The Geneva Convention probably doesn't exist. In a literal sense because Geneva itself most likely isn't a place in the Pokemon world, in a moral sense because high powered Pokemon are an inherent risk to civilians - Zekrom and Reshiram allegedly devastated the entire Unova region in an instant and Kyurem's power in-universe was shown to be able to freeze over a large city within minutes. Yveltal meanwhile drains the life out of things within what seems to be a large area just when it dies.

Without wide scale evacuations before battles even began civilian casualties would be expected.

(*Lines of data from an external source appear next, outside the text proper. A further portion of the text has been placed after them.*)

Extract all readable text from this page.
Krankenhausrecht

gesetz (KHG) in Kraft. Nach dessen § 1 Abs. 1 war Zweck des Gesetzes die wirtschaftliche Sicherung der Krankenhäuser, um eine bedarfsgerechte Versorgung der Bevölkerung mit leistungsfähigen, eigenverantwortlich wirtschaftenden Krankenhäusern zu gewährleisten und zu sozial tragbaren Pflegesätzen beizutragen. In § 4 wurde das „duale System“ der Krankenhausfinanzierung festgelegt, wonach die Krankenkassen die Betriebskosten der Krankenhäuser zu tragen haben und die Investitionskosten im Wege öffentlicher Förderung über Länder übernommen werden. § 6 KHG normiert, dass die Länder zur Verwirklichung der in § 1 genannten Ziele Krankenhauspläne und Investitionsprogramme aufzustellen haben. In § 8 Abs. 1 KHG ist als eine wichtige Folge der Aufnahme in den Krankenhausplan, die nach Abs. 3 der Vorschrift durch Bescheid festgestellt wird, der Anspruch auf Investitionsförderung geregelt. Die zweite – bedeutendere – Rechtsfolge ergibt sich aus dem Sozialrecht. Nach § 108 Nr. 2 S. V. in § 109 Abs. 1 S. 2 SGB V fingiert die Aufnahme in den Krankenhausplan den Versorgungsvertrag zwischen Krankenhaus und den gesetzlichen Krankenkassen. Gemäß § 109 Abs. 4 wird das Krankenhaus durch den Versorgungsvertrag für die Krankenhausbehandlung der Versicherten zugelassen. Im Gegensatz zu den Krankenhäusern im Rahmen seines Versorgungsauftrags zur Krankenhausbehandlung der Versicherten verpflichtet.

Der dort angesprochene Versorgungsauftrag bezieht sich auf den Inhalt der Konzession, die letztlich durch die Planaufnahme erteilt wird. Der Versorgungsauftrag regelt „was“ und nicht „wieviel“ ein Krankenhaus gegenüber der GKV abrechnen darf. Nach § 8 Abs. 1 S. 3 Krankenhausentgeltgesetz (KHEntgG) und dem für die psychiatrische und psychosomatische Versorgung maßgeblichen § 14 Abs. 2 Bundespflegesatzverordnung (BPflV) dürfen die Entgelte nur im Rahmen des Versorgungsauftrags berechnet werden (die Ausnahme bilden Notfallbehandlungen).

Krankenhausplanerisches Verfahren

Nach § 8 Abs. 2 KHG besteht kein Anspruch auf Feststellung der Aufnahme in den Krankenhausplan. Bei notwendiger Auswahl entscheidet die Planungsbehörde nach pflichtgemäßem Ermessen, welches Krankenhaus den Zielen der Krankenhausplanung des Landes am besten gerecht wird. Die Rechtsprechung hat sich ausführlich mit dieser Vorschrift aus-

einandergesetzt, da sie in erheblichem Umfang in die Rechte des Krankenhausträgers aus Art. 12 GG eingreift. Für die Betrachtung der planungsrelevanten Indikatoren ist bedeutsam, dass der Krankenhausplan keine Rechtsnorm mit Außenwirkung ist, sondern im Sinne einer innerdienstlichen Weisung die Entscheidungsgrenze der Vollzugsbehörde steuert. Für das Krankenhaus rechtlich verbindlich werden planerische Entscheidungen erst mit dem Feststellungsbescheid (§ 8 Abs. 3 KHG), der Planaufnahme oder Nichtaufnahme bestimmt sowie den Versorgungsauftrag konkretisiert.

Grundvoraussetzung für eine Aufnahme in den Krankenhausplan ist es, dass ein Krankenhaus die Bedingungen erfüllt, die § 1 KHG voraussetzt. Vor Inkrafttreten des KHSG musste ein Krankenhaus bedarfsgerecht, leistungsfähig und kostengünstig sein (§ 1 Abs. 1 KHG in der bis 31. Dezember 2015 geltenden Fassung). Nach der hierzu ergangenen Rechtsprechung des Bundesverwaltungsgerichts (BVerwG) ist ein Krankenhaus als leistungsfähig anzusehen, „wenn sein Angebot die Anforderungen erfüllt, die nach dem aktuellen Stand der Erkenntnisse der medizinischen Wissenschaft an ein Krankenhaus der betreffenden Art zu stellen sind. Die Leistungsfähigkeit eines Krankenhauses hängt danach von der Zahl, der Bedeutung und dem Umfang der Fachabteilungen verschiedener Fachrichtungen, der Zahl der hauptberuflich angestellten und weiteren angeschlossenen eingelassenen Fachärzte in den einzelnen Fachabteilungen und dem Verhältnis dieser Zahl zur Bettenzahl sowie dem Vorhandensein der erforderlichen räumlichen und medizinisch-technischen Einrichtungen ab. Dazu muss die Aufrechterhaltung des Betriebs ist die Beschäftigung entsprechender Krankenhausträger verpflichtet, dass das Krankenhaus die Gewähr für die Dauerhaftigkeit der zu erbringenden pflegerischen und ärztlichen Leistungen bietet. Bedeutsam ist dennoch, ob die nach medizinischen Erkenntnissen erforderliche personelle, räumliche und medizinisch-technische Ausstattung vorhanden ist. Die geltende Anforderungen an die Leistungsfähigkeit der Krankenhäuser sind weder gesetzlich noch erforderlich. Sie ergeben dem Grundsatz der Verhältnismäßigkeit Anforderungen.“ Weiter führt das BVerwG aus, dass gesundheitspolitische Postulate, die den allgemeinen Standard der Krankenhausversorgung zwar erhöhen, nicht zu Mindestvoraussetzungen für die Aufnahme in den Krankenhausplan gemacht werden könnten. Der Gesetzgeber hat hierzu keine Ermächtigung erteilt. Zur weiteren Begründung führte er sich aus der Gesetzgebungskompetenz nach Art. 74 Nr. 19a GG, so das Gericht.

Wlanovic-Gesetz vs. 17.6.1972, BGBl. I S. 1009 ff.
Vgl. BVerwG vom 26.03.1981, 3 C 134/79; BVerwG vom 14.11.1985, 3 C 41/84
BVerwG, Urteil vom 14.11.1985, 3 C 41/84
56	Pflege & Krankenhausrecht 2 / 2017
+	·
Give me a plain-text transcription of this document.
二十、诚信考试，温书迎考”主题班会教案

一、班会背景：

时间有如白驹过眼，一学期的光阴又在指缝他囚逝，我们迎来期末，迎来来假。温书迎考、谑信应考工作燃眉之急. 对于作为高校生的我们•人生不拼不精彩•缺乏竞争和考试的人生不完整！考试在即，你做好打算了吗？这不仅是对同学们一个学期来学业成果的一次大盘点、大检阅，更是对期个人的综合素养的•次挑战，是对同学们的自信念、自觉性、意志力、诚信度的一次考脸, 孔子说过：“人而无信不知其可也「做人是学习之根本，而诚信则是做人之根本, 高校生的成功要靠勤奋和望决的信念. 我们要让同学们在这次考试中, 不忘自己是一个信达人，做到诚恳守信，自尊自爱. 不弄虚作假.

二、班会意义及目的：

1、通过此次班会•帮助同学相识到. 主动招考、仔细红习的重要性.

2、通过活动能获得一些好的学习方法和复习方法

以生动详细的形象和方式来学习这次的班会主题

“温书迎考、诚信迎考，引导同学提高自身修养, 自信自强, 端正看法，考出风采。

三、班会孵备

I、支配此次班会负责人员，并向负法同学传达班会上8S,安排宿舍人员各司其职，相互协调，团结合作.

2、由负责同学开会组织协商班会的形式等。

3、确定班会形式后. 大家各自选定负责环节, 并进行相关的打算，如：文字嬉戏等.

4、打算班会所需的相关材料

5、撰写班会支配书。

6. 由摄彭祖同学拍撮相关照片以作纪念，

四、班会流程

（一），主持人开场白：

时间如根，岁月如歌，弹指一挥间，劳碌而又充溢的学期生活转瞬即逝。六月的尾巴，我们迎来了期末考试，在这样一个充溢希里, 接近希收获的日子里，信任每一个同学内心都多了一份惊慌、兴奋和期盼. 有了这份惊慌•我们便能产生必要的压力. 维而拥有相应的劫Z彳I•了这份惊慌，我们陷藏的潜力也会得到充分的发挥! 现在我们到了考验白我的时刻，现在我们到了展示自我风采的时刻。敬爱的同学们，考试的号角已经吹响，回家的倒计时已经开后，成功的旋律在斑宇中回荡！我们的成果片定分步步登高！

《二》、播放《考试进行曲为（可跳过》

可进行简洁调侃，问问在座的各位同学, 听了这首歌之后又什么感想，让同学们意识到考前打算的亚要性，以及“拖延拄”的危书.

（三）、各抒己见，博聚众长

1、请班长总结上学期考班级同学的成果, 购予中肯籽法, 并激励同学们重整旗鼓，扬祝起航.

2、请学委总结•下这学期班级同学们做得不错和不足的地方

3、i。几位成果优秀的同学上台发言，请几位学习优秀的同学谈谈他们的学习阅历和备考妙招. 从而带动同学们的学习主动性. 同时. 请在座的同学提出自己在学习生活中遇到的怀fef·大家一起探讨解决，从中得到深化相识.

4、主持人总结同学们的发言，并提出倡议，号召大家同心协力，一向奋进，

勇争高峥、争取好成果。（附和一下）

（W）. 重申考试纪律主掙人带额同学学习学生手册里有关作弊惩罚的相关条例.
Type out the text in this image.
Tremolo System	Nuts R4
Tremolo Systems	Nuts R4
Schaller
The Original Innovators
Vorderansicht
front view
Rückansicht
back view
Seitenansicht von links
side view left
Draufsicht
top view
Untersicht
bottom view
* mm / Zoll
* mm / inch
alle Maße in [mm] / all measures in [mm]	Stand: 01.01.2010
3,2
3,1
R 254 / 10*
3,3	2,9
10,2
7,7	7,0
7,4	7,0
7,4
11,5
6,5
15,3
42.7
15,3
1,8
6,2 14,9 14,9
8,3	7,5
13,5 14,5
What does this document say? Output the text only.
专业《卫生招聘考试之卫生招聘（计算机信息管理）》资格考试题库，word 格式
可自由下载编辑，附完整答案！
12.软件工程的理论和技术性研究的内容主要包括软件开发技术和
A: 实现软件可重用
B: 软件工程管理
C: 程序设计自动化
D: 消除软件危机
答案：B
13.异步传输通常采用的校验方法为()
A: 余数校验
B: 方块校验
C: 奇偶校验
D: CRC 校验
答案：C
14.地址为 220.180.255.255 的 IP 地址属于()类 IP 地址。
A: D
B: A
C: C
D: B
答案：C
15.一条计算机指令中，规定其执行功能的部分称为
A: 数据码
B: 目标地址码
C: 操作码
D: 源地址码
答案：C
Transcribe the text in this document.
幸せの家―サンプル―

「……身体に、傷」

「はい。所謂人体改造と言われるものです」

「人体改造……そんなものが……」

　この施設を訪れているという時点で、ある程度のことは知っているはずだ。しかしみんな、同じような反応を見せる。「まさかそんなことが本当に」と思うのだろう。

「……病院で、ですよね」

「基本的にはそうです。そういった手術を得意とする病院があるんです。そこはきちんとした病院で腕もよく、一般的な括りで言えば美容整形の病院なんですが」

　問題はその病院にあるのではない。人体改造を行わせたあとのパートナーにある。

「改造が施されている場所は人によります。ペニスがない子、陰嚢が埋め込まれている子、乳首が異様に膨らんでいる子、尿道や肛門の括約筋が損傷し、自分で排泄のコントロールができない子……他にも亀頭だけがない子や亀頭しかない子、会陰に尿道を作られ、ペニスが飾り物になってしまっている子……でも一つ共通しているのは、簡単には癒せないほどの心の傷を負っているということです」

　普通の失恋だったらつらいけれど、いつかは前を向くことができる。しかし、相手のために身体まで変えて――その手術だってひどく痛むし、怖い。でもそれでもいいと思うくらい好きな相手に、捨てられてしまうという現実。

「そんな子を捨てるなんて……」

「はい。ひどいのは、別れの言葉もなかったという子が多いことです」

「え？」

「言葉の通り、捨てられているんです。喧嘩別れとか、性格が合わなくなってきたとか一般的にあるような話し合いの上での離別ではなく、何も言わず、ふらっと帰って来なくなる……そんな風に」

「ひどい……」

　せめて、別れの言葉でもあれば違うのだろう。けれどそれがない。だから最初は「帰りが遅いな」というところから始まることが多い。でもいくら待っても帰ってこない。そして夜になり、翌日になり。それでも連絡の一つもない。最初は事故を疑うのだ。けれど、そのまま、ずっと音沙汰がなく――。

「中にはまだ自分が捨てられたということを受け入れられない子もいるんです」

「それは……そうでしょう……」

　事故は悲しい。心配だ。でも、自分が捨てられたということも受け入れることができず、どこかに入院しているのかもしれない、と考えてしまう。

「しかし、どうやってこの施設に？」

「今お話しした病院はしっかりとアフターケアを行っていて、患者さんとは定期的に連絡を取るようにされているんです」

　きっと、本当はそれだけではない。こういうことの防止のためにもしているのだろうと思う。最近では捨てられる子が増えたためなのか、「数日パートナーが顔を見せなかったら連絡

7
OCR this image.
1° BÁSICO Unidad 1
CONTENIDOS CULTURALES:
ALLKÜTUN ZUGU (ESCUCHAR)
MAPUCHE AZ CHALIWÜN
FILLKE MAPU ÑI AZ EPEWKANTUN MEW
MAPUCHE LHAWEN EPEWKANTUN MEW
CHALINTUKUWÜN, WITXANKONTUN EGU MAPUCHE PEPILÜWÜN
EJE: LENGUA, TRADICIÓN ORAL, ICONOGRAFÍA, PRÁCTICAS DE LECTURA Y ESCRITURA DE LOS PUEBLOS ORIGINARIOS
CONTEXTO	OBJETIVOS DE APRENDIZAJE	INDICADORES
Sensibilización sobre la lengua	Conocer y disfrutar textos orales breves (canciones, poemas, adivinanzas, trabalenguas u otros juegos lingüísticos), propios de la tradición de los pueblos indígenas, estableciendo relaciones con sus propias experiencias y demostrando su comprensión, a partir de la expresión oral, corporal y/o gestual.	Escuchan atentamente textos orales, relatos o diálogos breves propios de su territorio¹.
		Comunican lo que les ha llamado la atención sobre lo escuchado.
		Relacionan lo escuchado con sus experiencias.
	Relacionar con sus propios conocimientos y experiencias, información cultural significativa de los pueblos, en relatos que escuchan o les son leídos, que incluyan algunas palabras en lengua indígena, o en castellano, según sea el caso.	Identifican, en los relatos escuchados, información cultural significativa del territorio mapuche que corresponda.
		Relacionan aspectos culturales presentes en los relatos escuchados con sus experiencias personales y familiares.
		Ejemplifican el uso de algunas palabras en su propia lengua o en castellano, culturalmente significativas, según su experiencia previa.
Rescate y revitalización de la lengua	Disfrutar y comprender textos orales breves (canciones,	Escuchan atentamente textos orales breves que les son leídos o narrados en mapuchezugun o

E: To add onto this, wild Pokemon pose an additional threat even if the combatants themselves hold back (which is an unrealistic scenario itself). Gyarados, in particular, apparently shows up whenever a major conflict starts and burns everything to the ground for up to a month.
 
The Geneva Convention probably doesn't exist. In a literal sense because Geneva itself most likely isn't a place in the Pokemon world, in a moral sense because high powered Pokemon are an inherent risk to civilians - Zekrom and Reshiram allegedly devastated the entire Unova region in an instant and Kyurem's power in-universe was shown to be able to freeze over a large city within minutes. Yveltal meanwhile drains the life out of things within what seems to be a large area just when it dies.

Without wide scale evacuations before battles even began civilian casualties would be expected.
Yeah but like, he's openly threatening to deliver a (presumably non-lethal but still painful enough to submit) electric shock directly to a civilian without provocation. I get that it's just smack talk, but still...
 
Merritt:
But those are Pokemon examples which could just be seen as a force of nature. Lt. Surge is a human directly threatening another human. That said:

I get that it's just smack talk, but still...

And that's it. It's just smack talk. He's not going to actually shock the trainer, or what he's saying he'll shock the trainers Pokemon until the trainer submits. It could also be seen as a warning that you've challenged Lt. Surge to a battle (which would actually make you a hostile "threat"; him calling you civilian is just a way to talk down to you, like how could a civilian be able to stand up against a soldier trained to fight in wars?) and he's telling you he uses Electric-type Pokemon so you and your Pokemon be ready for electrical shocks.
 
I mean the answer’s probably that private insurance doesn’t really exist and they just have really robust public institutions supported by Pokémon slave labour teamwork between humans and Pokémon.

People in the Pokémon games and anime generally aren’t that fazed by major property damage, so construction and repairs must be pretty straightforward and low-cost/heavily subsidised. Health insurance seems even less necessary based on what we know about medical care in the Pokémon universe, although the ‘rules’ for this are applied pretty inconsistently.